Falcon Post-Quantum Signature Scheme Proposal

In the discussion about the future of post-quantum (PQ) cryptographic schemes in the realm of Bitcoin development, several key points are raised concerning the implementation and theoretical considerations of these new technologies. The conversation initially focuses on the necessity of not imposing arbitrary requirements on PQ schemes that are not already applied to existing cryptographic standards such as Schnorr or ECDSA signatures. This stance underscores a broader principle of equitable standards for emerging cryptographic methods, especially those that may impact offchain transaction systems which are still largely speculative and unproven.

The debate further delves into the practical implications of proposed PQ schemes, particularly regarding their potential to significantly increase the blockchain's onchain footprint or verification costs. Such increases could severely impact transaction throughputs and exacerbate centralization pressures, unless there are specific qualities within these schemes that can mitigate these drawbacks. The concept of batched or aggregated signing and the role of Cryptographic Information Security Assurance (CISA) are mentioned as possible mitigating factors. However, the acceptance of any PQ scheme without such amelioration is questioned, highlighting the challenges of balancing innovation with the practical realities of blockchain scalability and security.
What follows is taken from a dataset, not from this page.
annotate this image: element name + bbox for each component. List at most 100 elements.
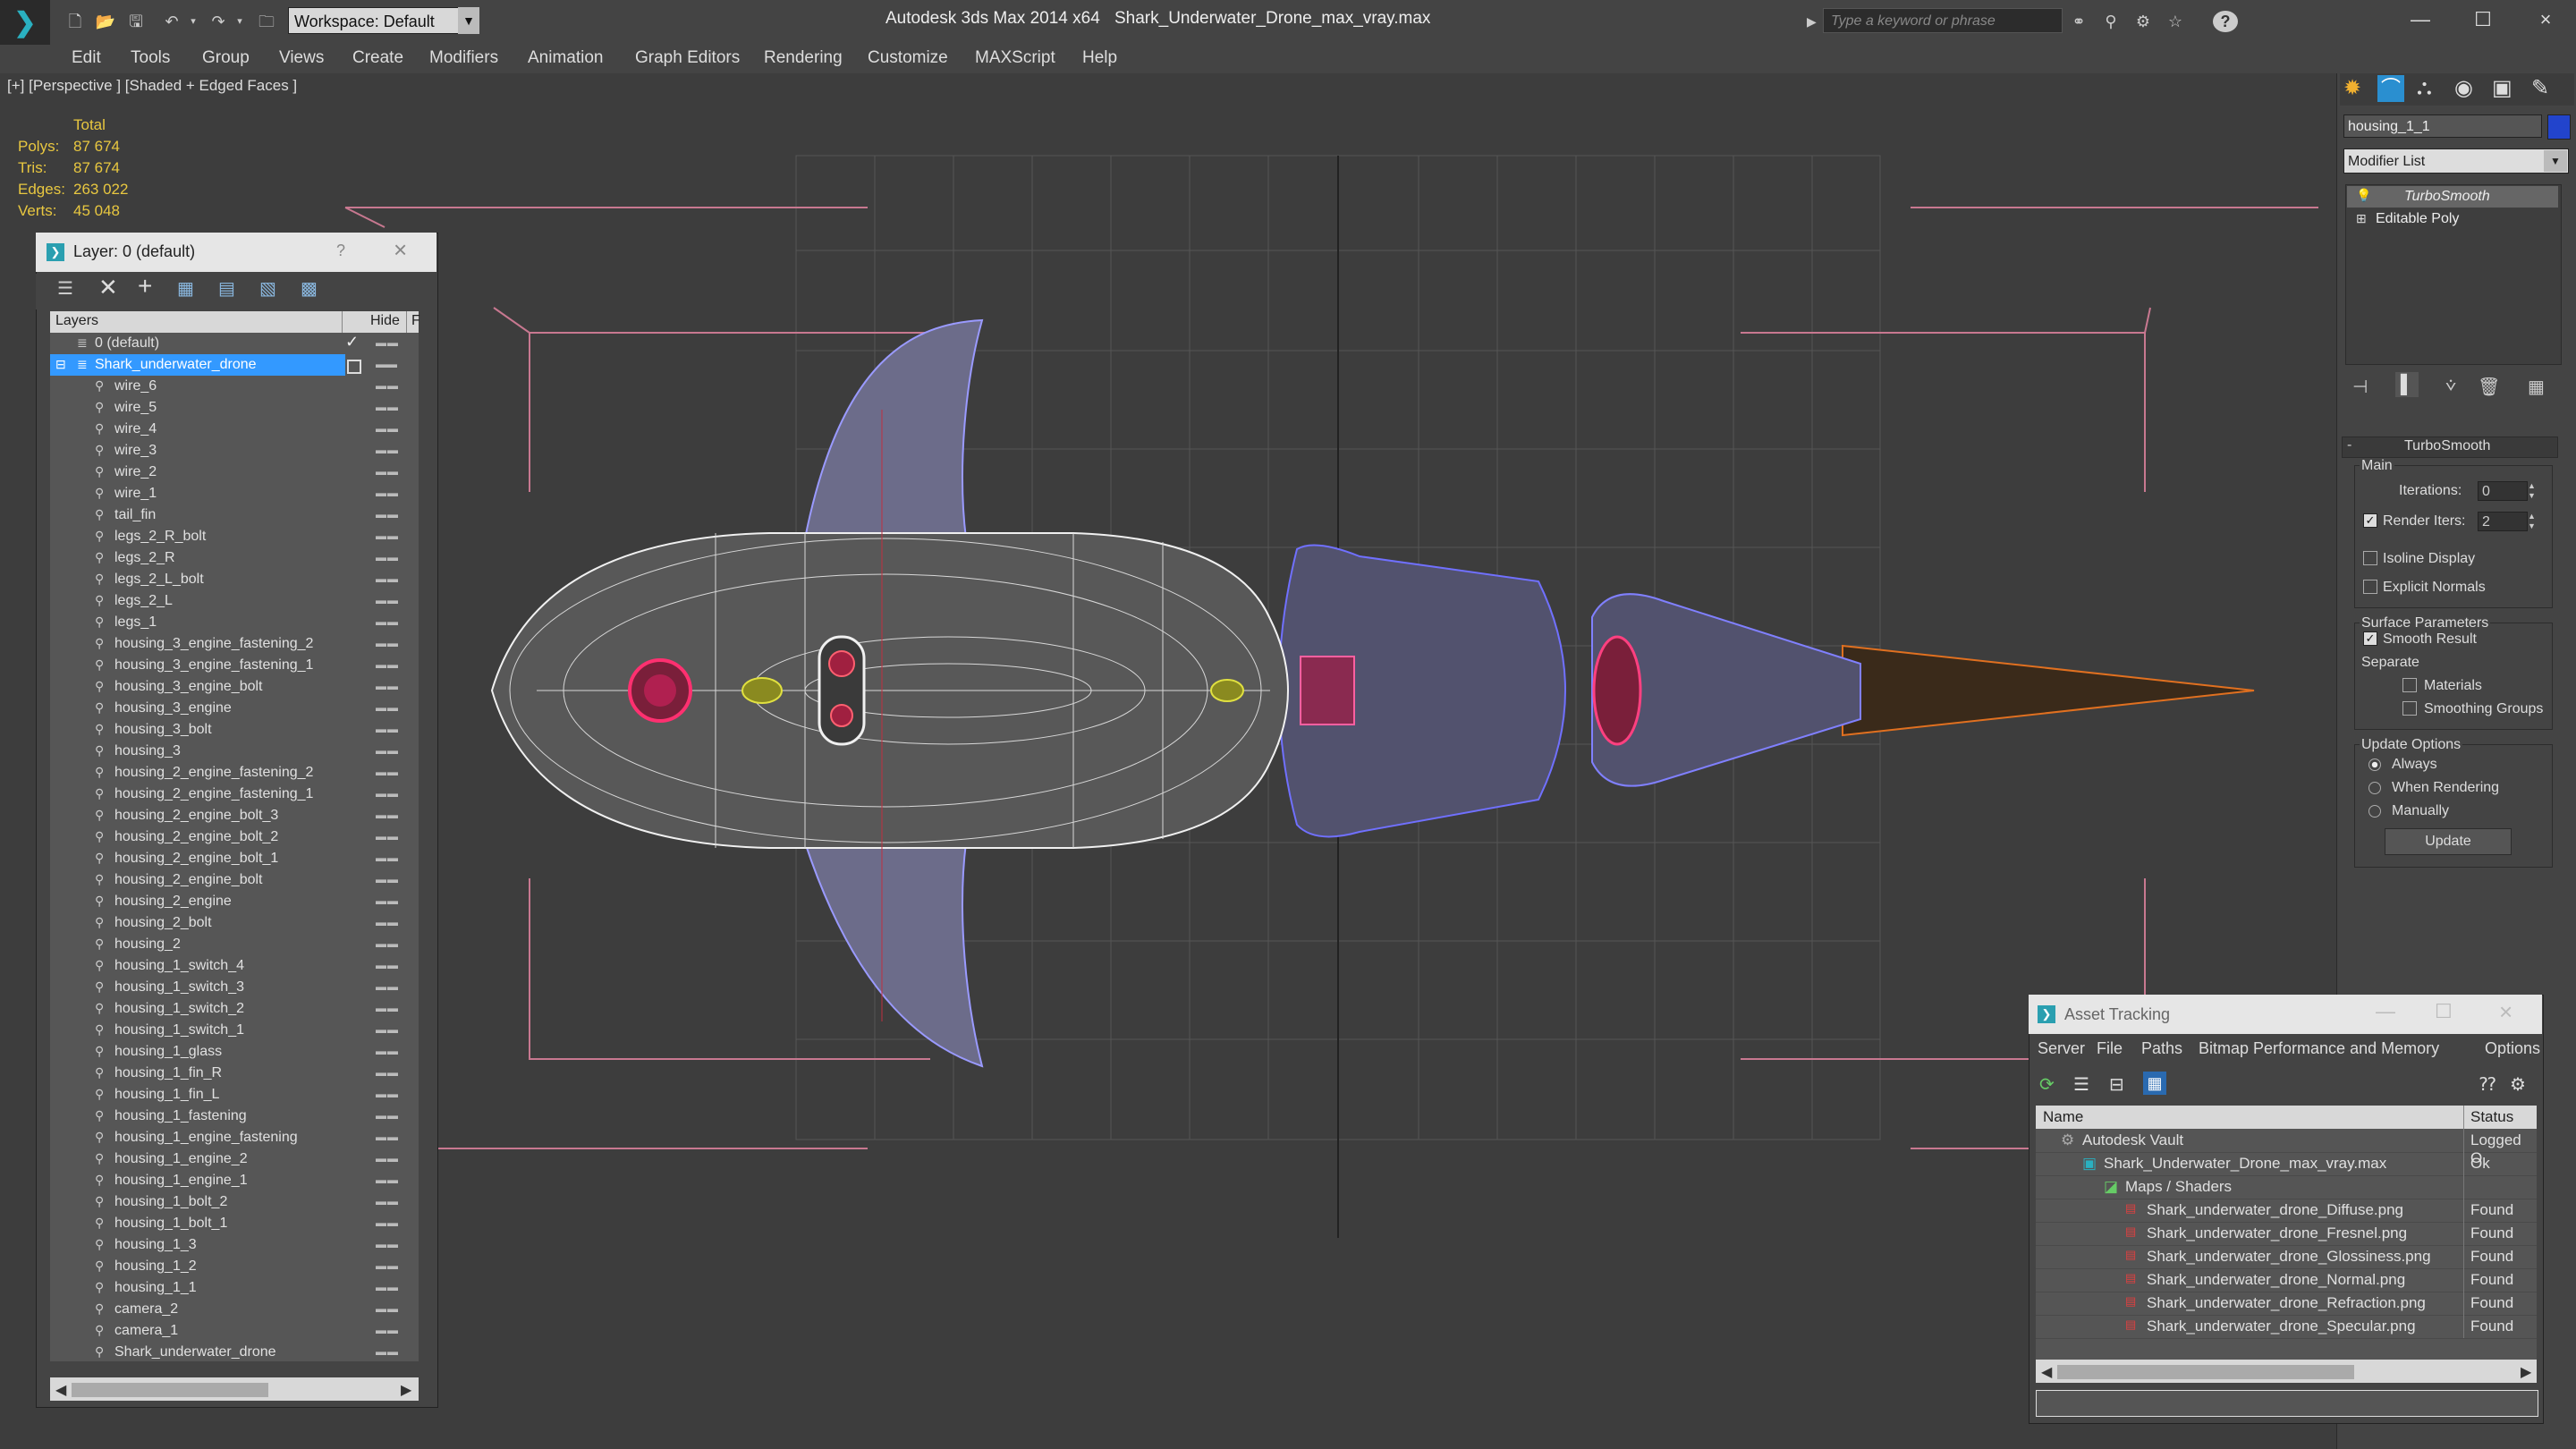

Furthermore, the dialogue touches upon the flexibility within the development community towards adopting multiple PQ schemes over time, even if initial prototypes do not offer scalable solutions. This openness reflects a pragmatic approach to technological evolution, acknowledging the difficulties inherent in creating compatible and efficient cryptographic advancements. Questions around the support for adaptors and whether any plausible PQ candidates possess this feature also emerge, indicating an interest in the nuanced details of how these schemes might integrate with existing transaction mechanisms.

Overall, the conversation encapsulates the complexities of integrating PQ cryptography into Bitcoin, emphasizing the need for careful consideration of both theoretical ideals and operational realities. The discourse suggests a balanced perspective is necessary, one that values innovative approaches while critically assessing their impact on the broader ecosystem.